High-level components of the SIFEM system and conceptual model.

A FE simulation in SIFEM is represented using a multi-layered conceptual model. The conceptual model layers are depicted on Fig. 2 and consist of the following domains: simulation, data analysis, finite element, physics, material properties and topology. Figure 2 also depicts the main ontologies which are reused and extended in the SIFEM system. Additional details on the SIFEM conceptual model can be found in [1].

3 Demonstration

The demonstrationFootnote 2 shows the use of the SIFEM platform for specifying, executing and analysing a set of FE simulations based on the lid-driven cavity flow (LDCF) model. The LDCF is a benchmark model for FE simulations and consists of box filled with a fluid with a moving lid. The user starts by uploading the geometric discretized model (mesh) into the platform. Based on the mesh model, the geometric patches are loaded and the user specifies the boundary conditions for different simulation scenarios. The user then specifies the material properties, the solver and the numerical method for the simulation. In the demonstration example, the user specified five different scenarios with varying lid velocities. Input parameters such as kinematic viscosity are validated against a reference model, by using validation rules (encoded as SPARQL Rules). The specification of the simulation scenarios is loaded into a triple store, following the conceptual model (Fig. 2).

From the simulation specification, through the execution manager, the platform instantiates different simulation scenarios in the RDF triple store. The RDF simulation specification data for each scenario is loaded into the solver, which executes the simulation. For this example, the solver is solving the Navier-Stokes equation by using the PCG Finite Differences numerical method to calculate the fluid velocity and pressure at each mesh element. The solver outputs the velocity and pressure fields for each element in the mesh, at different points in time. After the simulation is finished and the data is loaded in the triple store, different data visualizations can be selected by users. In the example demonstration, the velocity and pressure fields over the mesh, and the graphs velocity(x) vs. distance from cavity base and pressure vs. distance from cavity base are shown.

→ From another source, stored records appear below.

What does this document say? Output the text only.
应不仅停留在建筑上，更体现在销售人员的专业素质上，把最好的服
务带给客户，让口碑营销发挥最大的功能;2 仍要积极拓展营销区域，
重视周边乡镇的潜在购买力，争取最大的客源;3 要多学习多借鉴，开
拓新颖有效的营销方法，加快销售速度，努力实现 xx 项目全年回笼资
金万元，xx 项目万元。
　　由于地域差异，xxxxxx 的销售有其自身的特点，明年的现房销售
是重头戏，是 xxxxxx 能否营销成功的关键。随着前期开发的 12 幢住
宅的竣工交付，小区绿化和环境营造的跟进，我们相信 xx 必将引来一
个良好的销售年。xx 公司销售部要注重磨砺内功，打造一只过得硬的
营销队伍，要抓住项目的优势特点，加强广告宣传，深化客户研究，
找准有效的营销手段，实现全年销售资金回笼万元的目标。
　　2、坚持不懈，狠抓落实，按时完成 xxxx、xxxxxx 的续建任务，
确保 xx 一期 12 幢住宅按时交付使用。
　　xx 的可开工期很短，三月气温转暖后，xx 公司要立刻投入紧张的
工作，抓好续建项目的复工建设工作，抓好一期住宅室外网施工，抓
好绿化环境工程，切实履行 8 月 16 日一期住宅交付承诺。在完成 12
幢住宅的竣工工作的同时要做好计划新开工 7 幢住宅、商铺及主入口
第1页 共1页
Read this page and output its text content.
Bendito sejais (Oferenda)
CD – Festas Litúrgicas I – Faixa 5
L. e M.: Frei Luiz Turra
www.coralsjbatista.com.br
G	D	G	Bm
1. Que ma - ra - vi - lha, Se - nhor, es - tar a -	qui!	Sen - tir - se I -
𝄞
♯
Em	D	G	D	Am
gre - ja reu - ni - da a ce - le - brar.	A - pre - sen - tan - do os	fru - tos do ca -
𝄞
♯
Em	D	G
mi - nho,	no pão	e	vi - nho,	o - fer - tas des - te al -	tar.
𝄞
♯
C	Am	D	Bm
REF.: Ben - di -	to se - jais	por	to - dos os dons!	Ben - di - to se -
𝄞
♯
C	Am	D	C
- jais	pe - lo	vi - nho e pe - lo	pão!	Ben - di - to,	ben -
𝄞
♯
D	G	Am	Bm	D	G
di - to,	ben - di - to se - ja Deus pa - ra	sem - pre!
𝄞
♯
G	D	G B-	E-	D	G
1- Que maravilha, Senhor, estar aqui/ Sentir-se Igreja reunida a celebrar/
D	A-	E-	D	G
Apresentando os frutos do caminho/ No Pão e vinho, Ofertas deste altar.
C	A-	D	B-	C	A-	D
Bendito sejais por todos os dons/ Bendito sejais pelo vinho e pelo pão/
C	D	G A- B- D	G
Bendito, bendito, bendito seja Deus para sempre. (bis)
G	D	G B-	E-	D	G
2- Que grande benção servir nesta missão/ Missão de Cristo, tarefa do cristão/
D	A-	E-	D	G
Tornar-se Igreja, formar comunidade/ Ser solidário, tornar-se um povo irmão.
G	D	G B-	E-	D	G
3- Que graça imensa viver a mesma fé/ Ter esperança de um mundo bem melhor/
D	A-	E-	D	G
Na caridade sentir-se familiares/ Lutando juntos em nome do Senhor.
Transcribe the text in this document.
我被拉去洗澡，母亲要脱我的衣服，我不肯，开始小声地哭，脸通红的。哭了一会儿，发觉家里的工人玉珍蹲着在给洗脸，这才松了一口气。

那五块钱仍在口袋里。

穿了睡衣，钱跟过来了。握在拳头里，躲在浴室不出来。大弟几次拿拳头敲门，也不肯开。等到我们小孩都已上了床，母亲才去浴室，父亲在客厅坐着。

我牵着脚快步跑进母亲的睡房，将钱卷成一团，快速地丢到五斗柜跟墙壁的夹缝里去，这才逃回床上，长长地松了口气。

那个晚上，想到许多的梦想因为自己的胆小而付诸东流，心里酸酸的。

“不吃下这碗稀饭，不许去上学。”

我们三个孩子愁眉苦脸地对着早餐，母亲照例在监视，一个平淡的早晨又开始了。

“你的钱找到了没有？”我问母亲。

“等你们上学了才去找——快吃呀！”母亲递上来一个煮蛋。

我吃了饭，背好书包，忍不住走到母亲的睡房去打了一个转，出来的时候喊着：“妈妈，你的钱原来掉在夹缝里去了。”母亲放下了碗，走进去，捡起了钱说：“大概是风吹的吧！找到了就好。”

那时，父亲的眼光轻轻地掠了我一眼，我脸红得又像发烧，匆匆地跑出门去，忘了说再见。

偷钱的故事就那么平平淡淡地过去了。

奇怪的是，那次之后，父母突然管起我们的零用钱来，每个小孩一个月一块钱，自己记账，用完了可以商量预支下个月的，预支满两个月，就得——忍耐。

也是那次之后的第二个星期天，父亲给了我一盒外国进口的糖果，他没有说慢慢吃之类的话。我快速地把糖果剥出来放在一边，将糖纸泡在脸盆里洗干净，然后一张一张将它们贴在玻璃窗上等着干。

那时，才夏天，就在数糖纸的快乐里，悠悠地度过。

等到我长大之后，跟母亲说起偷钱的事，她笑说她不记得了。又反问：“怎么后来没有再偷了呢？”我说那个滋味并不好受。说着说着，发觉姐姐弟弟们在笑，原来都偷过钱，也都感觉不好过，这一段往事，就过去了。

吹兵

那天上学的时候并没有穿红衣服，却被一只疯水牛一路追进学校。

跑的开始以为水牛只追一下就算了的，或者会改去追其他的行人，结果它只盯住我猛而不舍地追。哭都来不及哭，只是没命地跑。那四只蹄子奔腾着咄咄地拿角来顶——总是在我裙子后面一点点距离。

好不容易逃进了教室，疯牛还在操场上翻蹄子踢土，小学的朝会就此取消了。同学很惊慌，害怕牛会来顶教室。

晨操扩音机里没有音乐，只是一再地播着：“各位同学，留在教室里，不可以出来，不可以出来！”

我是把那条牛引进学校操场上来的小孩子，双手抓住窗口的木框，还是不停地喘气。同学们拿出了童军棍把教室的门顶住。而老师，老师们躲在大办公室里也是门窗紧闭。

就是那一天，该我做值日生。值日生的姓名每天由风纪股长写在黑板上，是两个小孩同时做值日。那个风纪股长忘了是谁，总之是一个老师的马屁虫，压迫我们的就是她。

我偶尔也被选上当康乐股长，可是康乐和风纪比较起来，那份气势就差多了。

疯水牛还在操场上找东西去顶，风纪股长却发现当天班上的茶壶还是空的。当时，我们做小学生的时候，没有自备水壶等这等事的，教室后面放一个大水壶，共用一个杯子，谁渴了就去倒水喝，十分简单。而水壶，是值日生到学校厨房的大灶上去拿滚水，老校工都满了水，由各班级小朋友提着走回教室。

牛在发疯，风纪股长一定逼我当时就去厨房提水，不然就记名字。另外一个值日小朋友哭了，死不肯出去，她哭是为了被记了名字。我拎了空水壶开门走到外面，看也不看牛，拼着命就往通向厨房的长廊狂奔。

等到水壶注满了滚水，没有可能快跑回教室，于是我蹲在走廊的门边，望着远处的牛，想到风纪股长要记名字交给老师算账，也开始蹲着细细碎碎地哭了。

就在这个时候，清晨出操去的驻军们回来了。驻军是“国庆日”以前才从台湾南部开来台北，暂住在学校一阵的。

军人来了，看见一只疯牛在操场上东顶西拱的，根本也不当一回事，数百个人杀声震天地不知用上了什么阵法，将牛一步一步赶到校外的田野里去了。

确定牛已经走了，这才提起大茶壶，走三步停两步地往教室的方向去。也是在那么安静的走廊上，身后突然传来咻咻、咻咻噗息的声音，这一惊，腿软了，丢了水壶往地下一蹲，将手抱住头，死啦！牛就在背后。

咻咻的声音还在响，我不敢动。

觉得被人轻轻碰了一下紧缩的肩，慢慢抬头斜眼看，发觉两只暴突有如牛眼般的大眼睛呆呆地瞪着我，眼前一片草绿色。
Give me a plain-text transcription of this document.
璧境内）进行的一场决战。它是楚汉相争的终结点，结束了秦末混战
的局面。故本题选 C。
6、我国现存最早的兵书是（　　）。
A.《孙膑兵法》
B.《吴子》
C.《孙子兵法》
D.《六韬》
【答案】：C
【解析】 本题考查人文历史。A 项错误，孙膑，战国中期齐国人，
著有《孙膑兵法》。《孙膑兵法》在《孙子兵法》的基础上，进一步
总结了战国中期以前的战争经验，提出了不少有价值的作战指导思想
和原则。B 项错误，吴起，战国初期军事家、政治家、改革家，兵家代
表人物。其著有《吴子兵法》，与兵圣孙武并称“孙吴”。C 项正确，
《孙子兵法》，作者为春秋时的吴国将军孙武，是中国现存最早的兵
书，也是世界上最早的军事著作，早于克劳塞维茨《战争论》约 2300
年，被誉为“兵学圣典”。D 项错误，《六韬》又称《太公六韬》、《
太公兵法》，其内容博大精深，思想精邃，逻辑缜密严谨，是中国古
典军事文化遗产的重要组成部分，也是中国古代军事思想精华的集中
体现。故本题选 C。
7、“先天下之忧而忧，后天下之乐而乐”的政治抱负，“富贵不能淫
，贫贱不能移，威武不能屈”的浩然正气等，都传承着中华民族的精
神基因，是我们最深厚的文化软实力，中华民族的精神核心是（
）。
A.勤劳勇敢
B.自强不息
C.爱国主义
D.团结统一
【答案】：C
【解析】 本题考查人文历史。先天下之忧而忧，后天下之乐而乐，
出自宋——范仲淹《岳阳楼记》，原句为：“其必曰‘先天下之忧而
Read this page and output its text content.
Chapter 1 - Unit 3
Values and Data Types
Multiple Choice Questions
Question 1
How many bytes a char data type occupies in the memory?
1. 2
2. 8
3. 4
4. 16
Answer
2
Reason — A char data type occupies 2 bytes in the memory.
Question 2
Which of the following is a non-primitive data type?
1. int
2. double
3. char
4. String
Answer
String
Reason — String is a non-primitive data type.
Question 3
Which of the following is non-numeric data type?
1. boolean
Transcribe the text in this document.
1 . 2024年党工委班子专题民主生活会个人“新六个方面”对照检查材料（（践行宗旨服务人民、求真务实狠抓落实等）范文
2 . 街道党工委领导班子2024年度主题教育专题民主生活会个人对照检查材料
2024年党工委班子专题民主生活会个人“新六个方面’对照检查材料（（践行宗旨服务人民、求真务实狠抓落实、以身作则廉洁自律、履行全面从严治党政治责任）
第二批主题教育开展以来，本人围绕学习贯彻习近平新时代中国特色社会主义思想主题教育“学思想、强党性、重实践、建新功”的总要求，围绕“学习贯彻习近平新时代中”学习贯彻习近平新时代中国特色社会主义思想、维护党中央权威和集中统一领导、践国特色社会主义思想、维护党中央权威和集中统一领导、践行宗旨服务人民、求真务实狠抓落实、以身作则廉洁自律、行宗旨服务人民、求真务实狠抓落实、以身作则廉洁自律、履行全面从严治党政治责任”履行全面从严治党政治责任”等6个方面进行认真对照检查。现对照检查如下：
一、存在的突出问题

Different simulation scenarios from the experiment can be analysed by the specification of data analysis rules. This mechanism allows users to verify which simulation results match an expected output behavior. The demonstration uses the data analysis rule in Fig. 1. In the demonstration, all the scenarios satisfy the rule, i.e. a vortex was generated above the center of the box.

The triple store data is accessible through a SPARQL Endpoint and as Linked Data through dereferenceable URIs. In the SPARQL Endpoint users can retrieve simulations with specific properties and compare different simulations. Examples of queries are: (i) What are the maximum fluid pressures for each scenario?, (ii) Which simulations are using the PCG numerical method? and (iii) Which kinematic viscosity values are used?.

Fig. 3.
figure 3

Screenshot of the SIFEM platform for the Lid-driven cavity flow simulation.

In the demonstration, the simulation and the associated Linked Data are directly linked from an example publication: a user clicks on a graph in an article and the associated simulation specification is opened on the SIFEM web interface. This allows the reader (who now becomes an interactive user) to re-run the simulations described in the paper, thereby supporting reproducibility and verifiability. The user is also enabled to run their own ‘what if’ scenarios using their choice of input parameters, facilitating further experimentation (possibly exploring scenarios not envisaged by the original model creators) (Fig. 3).

4 Conclusions and Future Work

This work demonstrated the SIFEM platform, which uses Semantic Web technologies to increase the reproducibility, reusability and automation of Finite Element (FE) simulations. Future work includes the generalisation of the platform to cope with more complex FE simulations.